Dumbo- Being dumb is not haute. It never has been, it never will be and it never should be. I am no rocket scientist over here but I am confident in my delusion that what I lack in intelligence I totally make up for in my mildly offensive sense of humor. Dumb people make me want to literally shank myself in the trachea. Or go see a Clay Aiken concert. Or be a vegan. All very suicidal choices. Why do girls think this is cute? Haute tip: it’s not. All we have in life is our words and our actions. Hopefully these work in unison but if they don’t and all you have is your voice you better be ready to serve up some stimulating conversation. I have always felt intelligence doesn’t have a lot to do with where you went to school, what you scored on your SAT or how many intellectual poetry readings you have attended. Quite frankly some of the “smartest” people I know are arrogant and socially awkward as fuck. Be decisive, know how to defend yourself, be articulate and if you have no clue what your annoying intellect friends are talking about just pretend you do.

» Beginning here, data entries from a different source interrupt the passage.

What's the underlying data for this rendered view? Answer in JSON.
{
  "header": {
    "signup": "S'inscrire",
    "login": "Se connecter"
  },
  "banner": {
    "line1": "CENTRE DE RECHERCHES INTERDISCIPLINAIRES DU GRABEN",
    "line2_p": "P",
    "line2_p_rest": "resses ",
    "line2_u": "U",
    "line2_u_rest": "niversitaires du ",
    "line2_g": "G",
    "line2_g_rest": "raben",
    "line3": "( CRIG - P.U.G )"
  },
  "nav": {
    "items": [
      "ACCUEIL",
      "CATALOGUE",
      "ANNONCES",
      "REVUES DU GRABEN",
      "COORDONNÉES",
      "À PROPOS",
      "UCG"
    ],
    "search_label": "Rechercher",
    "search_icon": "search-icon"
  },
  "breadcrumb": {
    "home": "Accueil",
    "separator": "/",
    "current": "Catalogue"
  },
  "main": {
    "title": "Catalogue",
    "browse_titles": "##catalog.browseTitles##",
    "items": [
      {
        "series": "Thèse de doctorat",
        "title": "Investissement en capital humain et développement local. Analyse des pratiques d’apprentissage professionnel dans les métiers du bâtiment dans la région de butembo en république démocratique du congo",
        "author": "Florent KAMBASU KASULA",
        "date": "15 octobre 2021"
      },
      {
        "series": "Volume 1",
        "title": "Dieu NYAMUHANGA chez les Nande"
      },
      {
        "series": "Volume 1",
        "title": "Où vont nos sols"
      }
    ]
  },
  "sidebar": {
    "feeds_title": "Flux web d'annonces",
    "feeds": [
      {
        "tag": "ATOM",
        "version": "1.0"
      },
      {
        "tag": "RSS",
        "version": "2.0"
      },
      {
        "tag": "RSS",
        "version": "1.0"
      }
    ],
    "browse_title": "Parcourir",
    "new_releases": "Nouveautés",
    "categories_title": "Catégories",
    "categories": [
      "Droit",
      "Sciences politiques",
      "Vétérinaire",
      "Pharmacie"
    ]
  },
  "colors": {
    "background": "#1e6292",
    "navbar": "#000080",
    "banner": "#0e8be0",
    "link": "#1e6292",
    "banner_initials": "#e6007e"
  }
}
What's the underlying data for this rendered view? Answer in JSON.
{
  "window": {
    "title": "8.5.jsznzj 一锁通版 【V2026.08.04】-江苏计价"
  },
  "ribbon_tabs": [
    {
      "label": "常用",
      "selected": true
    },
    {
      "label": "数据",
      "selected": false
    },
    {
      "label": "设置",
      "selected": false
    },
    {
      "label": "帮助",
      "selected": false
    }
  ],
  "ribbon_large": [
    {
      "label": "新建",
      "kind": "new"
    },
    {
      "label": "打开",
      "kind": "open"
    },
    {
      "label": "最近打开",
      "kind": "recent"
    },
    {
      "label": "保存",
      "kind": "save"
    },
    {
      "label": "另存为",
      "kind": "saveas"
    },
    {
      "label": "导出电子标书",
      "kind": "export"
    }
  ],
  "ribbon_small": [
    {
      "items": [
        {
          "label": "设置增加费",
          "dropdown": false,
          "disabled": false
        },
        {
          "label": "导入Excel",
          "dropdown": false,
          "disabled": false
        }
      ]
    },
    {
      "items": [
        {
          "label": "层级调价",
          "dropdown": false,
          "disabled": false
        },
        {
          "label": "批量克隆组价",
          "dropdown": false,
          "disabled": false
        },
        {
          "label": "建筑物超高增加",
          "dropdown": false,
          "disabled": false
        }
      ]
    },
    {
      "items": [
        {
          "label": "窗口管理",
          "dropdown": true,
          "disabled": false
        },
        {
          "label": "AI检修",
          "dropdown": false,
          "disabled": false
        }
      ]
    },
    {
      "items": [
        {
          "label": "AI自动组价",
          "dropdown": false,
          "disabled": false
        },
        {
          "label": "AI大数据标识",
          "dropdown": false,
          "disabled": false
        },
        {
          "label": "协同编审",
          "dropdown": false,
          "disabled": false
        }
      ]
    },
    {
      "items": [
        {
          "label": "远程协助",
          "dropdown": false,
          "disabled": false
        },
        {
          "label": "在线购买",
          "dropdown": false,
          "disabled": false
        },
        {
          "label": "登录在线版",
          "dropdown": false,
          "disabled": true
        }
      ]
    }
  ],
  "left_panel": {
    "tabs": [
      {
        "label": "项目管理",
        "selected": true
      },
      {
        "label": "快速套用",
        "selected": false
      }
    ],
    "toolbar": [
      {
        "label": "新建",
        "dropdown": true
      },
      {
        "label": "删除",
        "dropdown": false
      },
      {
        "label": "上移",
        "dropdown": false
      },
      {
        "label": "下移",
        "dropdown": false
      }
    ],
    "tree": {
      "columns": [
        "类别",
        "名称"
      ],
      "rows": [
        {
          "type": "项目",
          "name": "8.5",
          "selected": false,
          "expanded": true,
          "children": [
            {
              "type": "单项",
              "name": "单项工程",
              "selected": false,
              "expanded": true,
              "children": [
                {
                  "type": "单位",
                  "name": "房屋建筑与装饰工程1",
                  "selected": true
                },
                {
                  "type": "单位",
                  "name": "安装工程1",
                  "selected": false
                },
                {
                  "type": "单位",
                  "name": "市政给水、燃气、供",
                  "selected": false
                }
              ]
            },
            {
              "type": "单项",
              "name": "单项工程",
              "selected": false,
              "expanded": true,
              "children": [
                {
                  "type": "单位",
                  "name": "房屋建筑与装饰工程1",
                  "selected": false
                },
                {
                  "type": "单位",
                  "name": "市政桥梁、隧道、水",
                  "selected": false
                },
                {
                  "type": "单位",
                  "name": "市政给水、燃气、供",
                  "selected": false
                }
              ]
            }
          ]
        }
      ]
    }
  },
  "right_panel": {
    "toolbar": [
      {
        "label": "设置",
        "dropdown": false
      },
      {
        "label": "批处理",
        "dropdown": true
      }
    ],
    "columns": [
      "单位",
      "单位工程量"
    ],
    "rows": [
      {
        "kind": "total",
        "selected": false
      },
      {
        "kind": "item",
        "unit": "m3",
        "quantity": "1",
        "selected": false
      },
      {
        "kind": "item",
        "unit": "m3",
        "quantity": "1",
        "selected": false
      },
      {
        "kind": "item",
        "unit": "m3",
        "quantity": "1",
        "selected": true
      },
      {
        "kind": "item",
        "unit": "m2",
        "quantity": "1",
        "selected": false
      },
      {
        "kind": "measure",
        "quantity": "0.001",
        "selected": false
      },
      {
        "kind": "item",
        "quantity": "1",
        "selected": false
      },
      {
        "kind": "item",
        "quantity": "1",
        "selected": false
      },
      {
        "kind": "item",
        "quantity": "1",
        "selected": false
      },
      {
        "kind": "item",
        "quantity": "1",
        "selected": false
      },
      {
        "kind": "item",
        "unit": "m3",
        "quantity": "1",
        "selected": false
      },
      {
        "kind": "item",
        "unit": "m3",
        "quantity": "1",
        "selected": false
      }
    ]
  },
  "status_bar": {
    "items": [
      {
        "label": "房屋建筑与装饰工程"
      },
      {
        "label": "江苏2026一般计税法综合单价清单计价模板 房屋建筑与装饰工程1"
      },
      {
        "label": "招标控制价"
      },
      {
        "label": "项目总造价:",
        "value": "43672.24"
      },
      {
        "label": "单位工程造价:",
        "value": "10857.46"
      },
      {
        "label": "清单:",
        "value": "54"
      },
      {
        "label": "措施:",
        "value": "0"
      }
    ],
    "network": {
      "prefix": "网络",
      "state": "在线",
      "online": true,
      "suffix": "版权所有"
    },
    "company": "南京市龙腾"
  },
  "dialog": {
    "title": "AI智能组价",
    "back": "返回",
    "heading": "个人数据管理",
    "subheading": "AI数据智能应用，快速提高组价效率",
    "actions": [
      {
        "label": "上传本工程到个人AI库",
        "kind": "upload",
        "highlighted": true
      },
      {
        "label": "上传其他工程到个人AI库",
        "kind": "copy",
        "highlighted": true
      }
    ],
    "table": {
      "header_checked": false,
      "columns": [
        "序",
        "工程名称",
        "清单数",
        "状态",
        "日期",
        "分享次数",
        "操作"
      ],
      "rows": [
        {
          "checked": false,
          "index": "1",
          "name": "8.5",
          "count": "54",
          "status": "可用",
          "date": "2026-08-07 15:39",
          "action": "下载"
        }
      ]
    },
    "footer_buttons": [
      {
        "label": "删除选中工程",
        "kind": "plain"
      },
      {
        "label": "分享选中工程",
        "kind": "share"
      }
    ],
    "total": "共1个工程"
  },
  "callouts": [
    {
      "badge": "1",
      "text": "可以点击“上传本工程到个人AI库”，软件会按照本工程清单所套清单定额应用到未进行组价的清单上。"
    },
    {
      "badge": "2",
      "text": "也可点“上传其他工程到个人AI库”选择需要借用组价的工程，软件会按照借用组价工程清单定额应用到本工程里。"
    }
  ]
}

Sophia Bush – I would like to make the correlation with her last name being Bush and her being such an active “feminist”. I desperately hope that was done on purpose. She should seriously take up freedom of bikini grooming for her next platform. The slogans would be endless. Does anyone remember her character on One Tree Hill? Or that she played a bimbo slut in John Tucker Must Die? Or that her acting credits are only limited to those 2 things? Don’t get me wrong I think she is well intentioned and more importantly pretty but I am over the whole fem shtick. She declared war on Urban Outfitters over being outraged of this shirt (on the right) they were selling…
Not going to lie. I think it’s kind of hilarious… my Grandma Gloria would wear this shirt in a heart beat. She loves skinny bitches. Soph rebuttaled with this shirt shown on the left. Sure it’s not the best message but aren’t their slightly bigger fish to fry? And Soph, there is such thing as a size zero. And you’re fucking wearing it.
The following words:
- “FROYO” Why does everything have to have a fucking nickname? I don’t even like frozen yogurt. I think it should be reserved for white girls who still think Juicy Couture is relevant and homosexuals. Or Kimye.
- “THE SPA” (in reference to a Jacuzzi) – When I hear spa I think of being in a plush robe, getting a massage and the smell of eucalyptus oil and cucumber water. Not a chlorine/urine filled cest pool that’s like a human marinade bowl engulfing you in everyone’s sweat and body fluids. Too graphic? Sorry. IT”S CALLED A JACUZZI PEOPLE. Stop glamourizing it by calling it a spa. And if its above ground and you still are calling it a spa you should just be ashamed of yourself.
- “I DIE” I don’t even care to explain.
Photoshop Debacles – Everyone is going all ape shit over Lena Dunham’s latest vogue cover. First of all I saw the pre and post photos and I don’t see much of a difference. Secondly, if I was on the cover of Vogue (or anything for that matter… even the fuckin Penny Saver would suffice) you best believe I would be all about that photo shop. Bump that weave, chisel those cheeks and trim those love handles babe. Us common folk use similar deception on a daily basis, it’s called a an Instagram filter. Duh. I can go from pastey as balls to Jennifer Lopez bronzed with the quick hit of a Nashville filter #poorgirlsphotoshop. Have we even considered the fact that maybe Lena wanted a little digital pick me up? Lena has said she is happy with the photos and the spread so good for her (aka my future bff). Get over it.
Anne Hathaway – My favorite thing in the world happened last week. Anne Hathaway wore a Speedo one piece with Chanel terry cloth shorts and almost drowned. Do I think she was ACTUALLY near drowning? No. Do I have the picture below hanging on my fridge? Yes. Could she be more dramatic? Get a fucking noodle and stop living in such a charade. Also Anne, whether you are ready to admit or not… you totally jacked Kris Jenner’s haircut.